Uncle Jack said, "Where do the plants come from, and the cows, and the fish in the sea?"
The three children looked in wonderment and confusion at him.
And Uncle Jack declared, "Why from here, of course. From the earth itself."
"The earth itself," Erthmun repeated.
"From everywhere!" Lila said, as if in awe.
Erthmun was a homicide detective in Manhattan's 20th Precinct.
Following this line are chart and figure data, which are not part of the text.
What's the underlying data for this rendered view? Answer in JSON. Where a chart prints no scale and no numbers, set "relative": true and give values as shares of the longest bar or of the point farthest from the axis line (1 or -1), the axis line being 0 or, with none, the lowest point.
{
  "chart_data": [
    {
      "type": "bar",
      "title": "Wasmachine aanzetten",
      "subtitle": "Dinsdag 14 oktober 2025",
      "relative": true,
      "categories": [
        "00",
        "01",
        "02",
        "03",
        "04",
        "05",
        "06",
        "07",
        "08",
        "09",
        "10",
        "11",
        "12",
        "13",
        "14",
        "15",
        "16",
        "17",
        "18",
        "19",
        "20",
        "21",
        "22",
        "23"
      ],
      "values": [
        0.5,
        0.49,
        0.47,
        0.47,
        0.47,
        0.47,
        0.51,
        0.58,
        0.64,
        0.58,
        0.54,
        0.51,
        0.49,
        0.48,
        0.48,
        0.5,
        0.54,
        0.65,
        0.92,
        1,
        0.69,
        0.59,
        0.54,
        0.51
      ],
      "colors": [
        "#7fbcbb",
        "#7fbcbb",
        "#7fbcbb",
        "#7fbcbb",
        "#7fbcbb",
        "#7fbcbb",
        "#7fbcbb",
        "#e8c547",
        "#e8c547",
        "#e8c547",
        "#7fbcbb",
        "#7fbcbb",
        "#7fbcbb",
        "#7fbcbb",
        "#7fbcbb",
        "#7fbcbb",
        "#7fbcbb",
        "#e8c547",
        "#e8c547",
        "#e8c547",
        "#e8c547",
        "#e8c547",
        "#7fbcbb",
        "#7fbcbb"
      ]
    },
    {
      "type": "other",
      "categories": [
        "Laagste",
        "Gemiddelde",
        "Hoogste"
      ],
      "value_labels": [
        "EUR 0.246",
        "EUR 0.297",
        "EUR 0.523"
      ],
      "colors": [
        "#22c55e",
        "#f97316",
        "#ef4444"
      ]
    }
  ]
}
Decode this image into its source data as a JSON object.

He was almost preternaturally good at his work, but his methods had aroused suspicion among the powers that be because, as far as everyone else was concerned, Erthmun's ideas of "probable cause" for search and arrest often amounted to no more than hunches.
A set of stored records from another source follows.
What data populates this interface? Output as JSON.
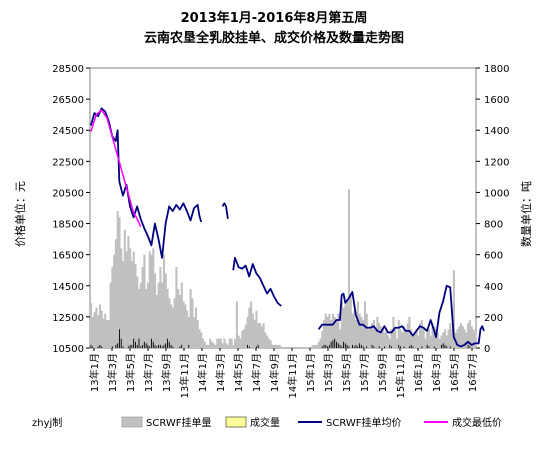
{
  "chart_data": {
    "type": "bar+line",
    "title": "2013年1月-2016年8月第五周",
    "subtitle": "云南农垦全乳胶挂单、成交价格及数量走势图",
    "ylabel_left": "价格单位：元",
    "ylabel_right": "数量单位：吨",
    "left_axis": {
      "min": 10500,
      "max": 28500,
      "ticks": [
        10500,
        12500,
        14500,
        16500,
        18500,
        20500,
        22500,
        24500,
        26500,
        28500
      ]
    },
    "right_axis": {
      "min": 0,
      "max": 1800,
      "ticks": [
        0,
        200,
        400,
        600,
        800,
        1000,
        1200,
        1400,
        1600,
        1800
      ]
    },
    "x_labels": [
      "13年1月",
      "13年3月",
      "13年5月",
      "13年7月",
      "13年9月",
      "13年11月",
      "14年1月",
      "14年3月",
      "14年5月",
      "14年7月",
      "14年9月",
      "14年11月",
      "15年1月",
      "15年3月",
      "15年5月",
      "15年7月",
      "15年9月",
      "15年11月",
      "16年1月",
      "16年3月",
      "16年5月",
      "16年7月"
    ],
    "source_note": "zhyj制",
    "legend": [
      "SCRWF挂单量",
      "成交量",
      "SCRWF挂单均价",
      "成交最低价"
    ],
    "colors": {
      "listing_volume": "#c0c0c0",
      "deal_volume": "#ffff99",
      "deal_volume_line": "#000000",
      "listing_avg_price": "#000080",
      "deal_min_price": "#ff00ff"
    },
    "series": [
      {
        "name": "SCRWF挂单均价",
        "axis": "left",
        "points": [
          [
            0,
            24800
          ],
          [
            2,
            25600
          ],
          [
            4,
            25400
          ],
          [
            6,
            25900
          ],
          [
            8,
            25700
          ],
          [
            10,
            25100
          ],
          [
            12,
            24100
          ],
          [
            14,
            23800
          ],
          [
            15,
            24500
          ],
          [
            16,
            21200
          ],
          [
            18,
            20300
          ],
          [
            20,
            21000
          ],
          [
            22,
            19600
          ],
          [
            24,
            18900
          ],
          [
            26,
            19600
          ],
          [
            28,
            18800
          ],
          [
            30,
            18200
          ],
          [
            32,
            17700
          ],
          [
            34,
            17100
          ],
          [
            36,
            18500
          ],
          [
            38,
            17500
          ],
          [
            40,
            16300
          ],
          [
            42,
            18500
          ],
          [
            44,
            19600
          ],
          [
            46,
            19300
          ],
          [
            48,
            19700
          ],
          [
            50,
            19400
          ],
          [
            52,
            19800
          ],
          [
            54,
            19300
          ],
          [
            56,
            18700
          ],
          [
            58,
            19500
          ],
          [
            60,
            19700
          ],
          [
            61,
            19000
          ],
          [
            62,
            18600
          ]
        ]
      },
      {
        "name": "SCRWF挂单均价",
        "axis": "left",
        "points": [
          [
            74,
            19600
          ],
          [
            75,
            19800
          ],
          [
            76,
            19600
          ],
          [
            77,
            18800
          ]
        ]
      },
      {
        "name": "SCRWF挂单均价",
        "axis": "left",
        "points": [
          [
            80,
            15500
          ],
          [
            81,
            16300
          ],
          [
            83,
            15700
          ],
          [
            85,
            15600
          ],
          [
            87,
            15800
          ],
          [
            89,
            15100
          ],
          [
            91,
            15900
          ],
          [
            93,
            15300
          ],
          [
            95,
            15000
          ],
          [
            97,
            14500
          ],
          [
            99,
            14000
          ],
          [
            101,
            14300
          ],
          [
            103,
            13800
          ],
          [
            105,
            13400
          ],
          [
            107,
            13200
          ]
        ]
      },
      {
        "name": "SCRWF挂单均价",
        "axis": "left",
        "points": [
          [
            128,
            11700
          ],
          [
            130,
            12000
          ],
          [
            133,
            12000
          ],
          [
            136,
            12000
          ],
          [
            138,
            12300
          ],
          [
            140,
            12300
          ],
          [
            141,
            13900
          ],
          [
            142,
            14000
          ],
          [
            143,
            13400
          ],
          [
            145,
            13700
          ],
          [
            147,
            14100
          ],
          [
            149,
            12600
          ],
          [
            151,
            12000
          ],
          [
            153,
            12000
          ],
          [
            155,
            11800
          ],
          [
            157,
            11800
          ],
          [
            159,
            11900
          ],
          [
            161,
            11600
          ],
          [
            163,
            11500
          ],
          [
            165,
            11900
          ],
          [
            167,
            11500
          ],
          [
            169,
            11500
          ],
          [
            171,
            11800
          ],
          [
            173,
            11800
          ],
          [
            175,
            11900
          ],
          [
            177,
            11600
          ],
          [
            179,
            11600
          ],
          [
            181,
            11300
          ],
          [
            183,
            11600
          ],
          [
            185,
            11900
          ],
          [
            187,
            11800
          ],
          [
            189,
            11600
          ],
          [
            191,
            12300
          ],
          [
            193,
            11600
          ],
          [
            194,
            11200
          ],
          [
            196,
            12800
          ],
          [
            198,
            13500
          ],
          [
            200,
            14500
          ],
          [
            202,
            14400
          ],
          [
            204,
            11200
          ],
          [
            206,
            10700
          ],
          [
            208,
            10600
          ],
          [
            210,
            10700
          ],
          [
            212,
            10900
          ],
          [
            214,
            10700
          ],
          [
            216,
            10800
          ],
          [
            218,
            10800
          ],
          [
            219,
            11700
          ],
          [
            220,
            11900
          ],
          [
            221,
            11600
          ]
        ]
      },
      {
        "name": "成交最低价",
        "axis": "left",
        "points": [
          [
            0,
            24400
          ],
          [
            3,
            25500
          ],
          [
            6,
            25800
          ],
          [
            9,
            25300
          ],
          [
            24,
            19200
          ],
          [
            26,
            18800
          ],
          [
            28,
            18300
          ]
        ]
      }
    ],
    "bar_series": [
      {
        "name": "SCRWF挂单量",
        "axis": "right",
        "values": [
          290,
          200,
          230,
          260,
          210,
          280,
          240,
          190,
          220,
          180,
          180,
          420,
          520,
          600,
          700,
          880,
          840,
          640,
          560,
          760,
          620,
          720,
          640,
          560,
          620,
          540,
          460,
          380,
          420,
          520,
          600,
          380,
          420,
          620,
          600,
          640,
          480,
          340,
          420,
          520,
          420,
          600,
          480,
          380,
          320,
          280,
          260,
          320,
          520,
          380,
          340,
          420,
          300,
          280,
          240,
          200,
          380,
          320,
          200,
          260,
          180,
          120,
          100,
          60,
          40,
          20,
          20,
          60,
          40,
          30,
          20,
          60,
          60,
          60,
          30,
          60,
          30,
          20,
          60,
          60,
          20,
          60,
          300,
          80,
          60,
          110,
          120,
          150,
          200,
          260,
          300,
          220,
          180,
          240,
          160,
          160,
          140,
          160,
          100,
          80,
          60,
          50,
          20,
          20,
          20,
          20,
          20,
          10,
          0,
          0,
          0,
          0,
          0,
          0,
          0,
          0,
          0,
          0,
          0,
          0,
          0,
          0,
          0,
          0,
          10,
          20,
          20,
          20,
          40,
          60,
          110,
          180,
          220,
          200,
          220,
          180,
          220,
          200,
          180,
          220,
          120,
          300,
          260,
          280,
          300,
          1020,
          340,
          220,
          240,
          180,
          300,
          220,
          200,
          180,
          300,
          220,
          120,
          140,
          160,
          180,
          120,
          200,
          160,
          140,
          120,
          100,
          120,
          80,
          60,
          120,
          200,
          120,
          60,
          180,
          120,
          100,
          140,
          120,
          160,
          200,
          120,
          80,
          100,
          120,
          80,
          160,
          180,
          120,
          60,
          100,
          120,
          80,
          160,
          140,
          120,
          100,
          60,
          80,
          100,
          120,
          80,
          120,
          160,
          120,
          500,
          100,
          120,
          140,
          160,
          140,
          120,
          100,
          160,
          180,
          140,
          120,
          100
        ],
        "deal_values": [
          20,
          10,
          0,
          0,
          10,
          20,
          10,
          0,
          0,
          0,
          0,
          0,
          10,
          0,
          20,
          30,
          120,
          60,
          10,
          0,
          0,
          10,
          20,
          20,
          60,
          40,
          20,
          60,
          10,
          20,
          40,
          30,
          20,
          10,
          60,
          40,
          20,
          10,
          20,
          20,
          10,
          20,
          30,
          60,
          40,
          20,
          10,
          0,
          0,
          0,
          10,
          20,
          0,
          0,
          0,
          20,
          0,
          0,
          0,
          0,
          0,
          0,
          0,
          0,
          0,
          0,
          0,
          0,
          0,
          0,
          0,
          0,
          0,
          0,
          0,
          0,
          0,
          0,
          0,
          0,
          0,
          0,
          0,
          0,
          0,
          0,
          0,
          0,
          20,
          10,
          0,
          0,
          0,
          10,
          20,
          0,
          0,
          0,
          0,
          0,
          0,
          0,
          0,
          0,
          0,
          0,
          0,
          0,
          0,
          0,
          0,
          0,
          0,
          0,
          0,
          0,
          0,
          0,
          0,
          0,
          0,
          0,
          0,
          0,
          0,
          0,
          0,
          0,
          0,
          0,
          10,
          20,
          20,
          10,
          20,
          40,
          50,
          60,
          40,
          30,
          20,
          10,
          40,
          30,
          20,
          10,
          0,
          20,
          10,
          20,
          10,
          30,
          20,
          10,
          0,
          10,
          0,
          0,
          20,
          10,
          0,
          0,
          10,
          0,
          0,
          10,
          0,
          0,
          20,
          10,
          0,
          0,
          0,
          20,
          10,
          0,
          10,
          0,
          0,
          10,
          20,
          10,
          0,
          0,
          0,
          0,
          10,
          0,
          0,
          20,
          10,
          0,
          0,
          10,
          0,
          0,
          0,
          20,
          30,
          20,
          10,
          0,
          10,
          0,
          0,
          0,
          0,
          0,
          0,
          0,
          0,
          0,
          20,
          10,
          0,
          0,
          0,
          0,
          0
        ]
      }
    ]
  }
}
PARTIAL TRANSCRIPT OF CRIMINAL TRIAL HELD AT RICHMOND COUNTY SUPERIOR COURT, STATEN ISLAND, 1993:
C.E. (Counsel for the Defense): "Could you describe what you saw there, Detective Erthmun, at the end of the driveway, that morning, when you arrived at 18 Morningside Lane?"
Jack Erthmun: "18 Morningside Lane? Yes, sir. I saw the body of a very obese Caucasian male dressed in a white shirt, black pants, and black shoes. He was lying on his stomach, and there appeared to be a bullet wound at the base of his neck—"
C.E.: "Did you do a direct examination of this wound, Detective, to determine if it was an exit wound or an entrance wound?"
J.E.: "Not as such. No, sir."
C.E.: "Why not?"
J.E.: "Because only the medical examiner is allowed to touch the body."
C.E.: "Which would not have precluded you from doing a visual examination, isn't that right?"
J.E.: "I didn't think it was necessary."
C.E.: "You didn't think it was necessary?"
J.E.: "Yes, sir."
C.E.: "You didn't think it was necessary to try and determine whether this wound, which was apparently the victim's cause of death, occurred as the result of a bullet fired from in front of the victim, or from behind the victim?"
J.E.: "No, I didn't."
C.E.: "Could you tell the court why, Detective?"
J.E.: "Because I knew that the victim had been killed by a bullet that entered his body from the front."
C.E.: "You knew [emphasis] that the bullet had entered from the front before [emphasis] you actually did a close visual examination of the body?"
J.E.: "Yes."
C.E.: "How did you know this, Detective?"
&nbs
p; J.E.: "I knew because of the victim's [witness hesitates] demeanor."
C.E.: "His demeanor? Could you explain that?"
J.E.: (hesitates) "Yes. I would say that it was in the nature of . . . instinct or intuition."
C.E.: "I'm still unclear as to what you mean. Could you try to be a little more forthcoming, Detective?"
J.E.: "I'm not sure. I mean [witness hesitates], I mean that the victim, within the crime scene, was [witness hesitates] expressive."
J.K.: "In what way, Detective?"
J.E.: "I think in a holistic way. The victim at the crime scene was expressive in a holistic way."
J.K.: "Detective, are you trying to be confrontational?"
J.E.: "No."
C.E.: "Isn't it true, Detective, that your methods of investigation have been described as unusual?"
Erthmun thought that dead bodies were exquisite. They were so articulate, so passionless, and so passionate. They spoke volumes, not only about the victim, but about the perpetrator, too—all in shades of red and pink and white and brown.
Chapter Three
Early Winter
The snow was deep in Manhattan, and the air was cold, still, and dense. It smelled of exhaust fumes, deli sandwiches, urine. Erthmun's joints hurt on days as cold as this. He had thought often of moving south, and as often as he had thought of it, he had wondered why he simply didn't do it.
He was in a dreary little park at East 7th Street and Avenue C, and he was looking at a body lying in the snow. The body was that of a white male, about thirty-five years old, clean-shaven, black-haired. It was dressed for winter, in a bright blue parka, heavy pants, orange mittens, and a red cap with a tassel. It lay face-up, arms wide, left leg bent. The body wore black buckle boots, and had a rictus grin that had snow in it. The eyes were open, and they were muddy gray and green. There were no obvious signs of violence, and no clear indication as to the cause of the man's death. He looked like he had simply fallen asleep in the snow.